A third student wrote: “We were able to incorporate themes and motifs from the poem and the overarching information that people needed to know to read the poem and understand it.”, referring to T.S. Eliot, which they had previously deemed inaccessible.
But this fourth student really got me thinking:
“We managed to run a very funny condensed version of Hamlet via Twitter (90% complete). We worked hard to try to keep our group on task, but they seemingly did not care about both the project and the group.” Their version of Hamlet, arranged by ACT for ease of consultation, can be accessed here. It is hilarious. It served as the back bone for much of the Hamlet Instagram Script. As you can see, though, the whole group did not participate. This was the catalyst for my own reflection on the project.

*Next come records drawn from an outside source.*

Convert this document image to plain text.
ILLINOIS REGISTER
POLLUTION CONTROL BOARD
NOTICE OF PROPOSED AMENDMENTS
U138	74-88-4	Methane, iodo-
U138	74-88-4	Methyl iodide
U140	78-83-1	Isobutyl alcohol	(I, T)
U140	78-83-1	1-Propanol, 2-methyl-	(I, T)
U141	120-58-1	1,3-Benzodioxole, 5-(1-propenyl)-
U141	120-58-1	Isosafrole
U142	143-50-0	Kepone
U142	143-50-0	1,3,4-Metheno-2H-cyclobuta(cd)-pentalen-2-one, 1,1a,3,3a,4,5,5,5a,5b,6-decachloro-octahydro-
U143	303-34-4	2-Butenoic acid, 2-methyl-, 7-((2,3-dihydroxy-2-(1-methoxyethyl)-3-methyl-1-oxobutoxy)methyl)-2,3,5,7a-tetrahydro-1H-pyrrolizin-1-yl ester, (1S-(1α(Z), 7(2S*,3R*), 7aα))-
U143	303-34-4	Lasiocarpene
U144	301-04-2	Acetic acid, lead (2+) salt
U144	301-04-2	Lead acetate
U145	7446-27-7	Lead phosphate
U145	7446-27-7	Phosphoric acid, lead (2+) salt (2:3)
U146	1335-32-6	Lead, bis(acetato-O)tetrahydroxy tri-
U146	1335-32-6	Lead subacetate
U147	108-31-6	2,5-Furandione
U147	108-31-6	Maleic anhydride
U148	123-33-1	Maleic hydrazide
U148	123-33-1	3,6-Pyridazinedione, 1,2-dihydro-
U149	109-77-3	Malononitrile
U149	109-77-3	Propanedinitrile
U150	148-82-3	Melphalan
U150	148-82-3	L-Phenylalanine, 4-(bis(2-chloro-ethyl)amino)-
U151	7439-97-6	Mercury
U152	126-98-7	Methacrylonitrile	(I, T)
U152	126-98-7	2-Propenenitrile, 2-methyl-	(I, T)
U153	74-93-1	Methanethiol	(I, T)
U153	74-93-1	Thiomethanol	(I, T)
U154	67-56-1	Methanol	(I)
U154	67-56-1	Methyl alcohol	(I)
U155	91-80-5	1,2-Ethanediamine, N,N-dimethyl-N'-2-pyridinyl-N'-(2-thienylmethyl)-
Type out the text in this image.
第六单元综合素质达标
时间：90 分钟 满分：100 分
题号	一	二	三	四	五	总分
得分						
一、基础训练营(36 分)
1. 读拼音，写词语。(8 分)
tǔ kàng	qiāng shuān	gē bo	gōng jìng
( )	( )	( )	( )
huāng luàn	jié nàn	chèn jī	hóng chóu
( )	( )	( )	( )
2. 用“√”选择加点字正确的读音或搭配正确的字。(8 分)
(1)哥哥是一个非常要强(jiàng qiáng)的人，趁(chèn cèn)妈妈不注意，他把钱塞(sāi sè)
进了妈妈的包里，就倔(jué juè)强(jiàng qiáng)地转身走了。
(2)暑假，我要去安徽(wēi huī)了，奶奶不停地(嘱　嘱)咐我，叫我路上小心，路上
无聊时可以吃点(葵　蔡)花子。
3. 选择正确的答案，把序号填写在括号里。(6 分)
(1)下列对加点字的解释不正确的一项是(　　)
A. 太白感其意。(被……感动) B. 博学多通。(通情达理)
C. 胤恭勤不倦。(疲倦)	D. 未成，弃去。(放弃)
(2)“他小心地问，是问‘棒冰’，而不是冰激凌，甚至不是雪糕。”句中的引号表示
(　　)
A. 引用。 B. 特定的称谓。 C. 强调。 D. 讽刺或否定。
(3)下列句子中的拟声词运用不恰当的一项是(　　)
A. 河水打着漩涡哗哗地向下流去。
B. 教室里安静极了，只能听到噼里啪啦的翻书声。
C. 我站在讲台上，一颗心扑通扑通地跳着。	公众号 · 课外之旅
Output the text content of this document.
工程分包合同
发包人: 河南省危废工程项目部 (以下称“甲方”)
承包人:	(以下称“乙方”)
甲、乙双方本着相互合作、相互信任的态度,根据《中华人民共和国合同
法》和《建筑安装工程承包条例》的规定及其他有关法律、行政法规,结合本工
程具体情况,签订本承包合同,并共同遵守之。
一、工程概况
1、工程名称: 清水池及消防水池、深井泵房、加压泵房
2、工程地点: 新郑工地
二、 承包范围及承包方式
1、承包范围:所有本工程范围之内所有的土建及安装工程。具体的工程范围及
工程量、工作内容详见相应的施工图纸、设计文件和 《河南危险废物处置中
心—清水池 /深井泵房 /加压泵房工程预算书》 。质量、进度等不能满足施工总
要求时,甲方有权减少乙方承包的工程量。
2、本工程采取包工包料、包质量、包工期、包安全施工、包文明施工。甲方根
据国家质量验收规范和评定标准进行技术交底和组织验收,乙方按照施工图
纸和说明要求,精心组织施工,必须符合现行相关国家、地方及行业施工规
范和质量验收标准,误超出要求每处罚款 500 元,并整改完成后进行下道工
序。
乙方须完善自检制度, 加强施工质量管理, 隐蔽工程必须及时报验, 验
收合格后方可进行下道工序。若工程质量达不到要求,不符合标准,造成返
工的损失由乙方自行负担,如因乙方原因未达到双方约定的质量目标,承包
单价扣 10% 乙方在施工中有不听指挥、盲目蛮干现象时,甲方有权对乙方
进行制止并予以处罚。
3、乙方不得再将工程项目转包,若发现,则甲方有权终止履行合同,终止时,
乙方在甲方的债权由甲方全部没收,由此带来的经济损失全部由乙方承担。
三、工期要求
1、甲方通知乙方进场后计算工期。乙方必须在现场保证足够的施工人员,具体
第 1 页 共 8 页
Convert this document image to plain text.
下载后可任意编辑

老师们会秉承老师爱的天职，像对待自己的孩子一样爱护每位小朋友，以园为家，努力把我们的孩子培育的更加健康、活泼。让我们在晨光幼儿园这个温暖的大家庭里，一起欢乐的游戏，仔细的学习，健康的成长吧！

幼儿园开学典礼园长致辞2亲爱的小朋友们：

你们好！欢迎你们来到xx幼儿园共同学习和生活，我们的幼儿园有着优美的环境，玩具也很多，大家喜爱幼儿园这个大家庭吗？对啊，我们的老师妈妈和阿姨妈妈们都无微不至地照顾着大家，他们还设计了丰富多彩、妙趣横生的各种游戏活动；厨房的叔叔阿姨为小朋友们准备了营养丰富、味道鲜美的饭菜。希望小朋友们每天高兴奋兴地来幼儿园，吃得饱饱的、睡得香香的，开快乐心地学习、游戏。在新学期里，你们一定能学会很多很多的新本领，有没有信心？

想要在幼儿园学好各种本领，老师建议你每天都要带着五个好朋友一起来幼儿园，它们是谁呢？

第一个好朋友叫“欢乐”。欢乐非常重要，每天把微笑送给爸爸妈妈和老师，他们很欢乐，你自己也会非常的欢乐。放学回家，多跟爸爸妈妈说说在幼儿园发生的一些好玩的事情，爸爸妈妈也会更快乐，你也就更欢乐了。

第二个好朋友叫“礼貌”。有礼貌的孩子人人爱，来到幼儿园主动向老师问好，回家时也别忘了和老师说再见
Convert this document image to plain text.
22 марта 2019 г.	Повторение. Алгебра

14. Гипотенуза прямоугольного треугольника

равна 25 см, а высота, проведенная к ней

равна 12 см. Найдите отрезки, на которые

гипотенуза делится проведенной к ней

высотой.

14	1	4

Do Not Wither: My Reflections
Collaboration: While the students produced excellent results, the reflections which addressed group dynamics and participation caught my attention. Next time, I would scaffold authentic collaboration into the tasks. In fact, I plan to learn more about authentic collaboration through the summer in order to do just that next time.
20% Time: They wanted more time to perfect and complete their research and products. Next time, I plan to build in 20% time and have them create the tools throughout the year, so they’re not cramming last minute. Since I now have the answer to my action plan research question, I know this will help them engage deeply with the literature early on in the course.
Out-of-Classroom Experience: I was unprepared for the level of positive feedback I received for the Google Hangouts On Air tutorials. Students have requested more of these since we officially finished the project. Here is one I led going over the structure of their paper 2 exam. It took a lot of effort to go through the protocols to get their faces on the internet (one “I can be on youtube” waiver, and another “external image release” waiver) , but once that was settled, it was easy-peasy. I will certainly be preparing these tutorials from the beginning of the year as well next year.
Deep Roots: A LEARNING PARTY!
Cohort 21 is a build your own PD – we have a general focus (21st century learning) and a task (create an action plan, and execute it if possible), but other than that, we are free to design professional development, research, and projects that suit our own unique classroom needs.
Not only that, but the constant collaboration, from twitter chats, to Hangouts, to Project Tuning Protocols, to fellow “Cohorters” attending your PD sessions, there is a network of encouragement and support throughout.
Finally, seeing what others are doing is invigorating! It has really encouraged me to continue in my plan and to use the work of others to help me reflect on my own.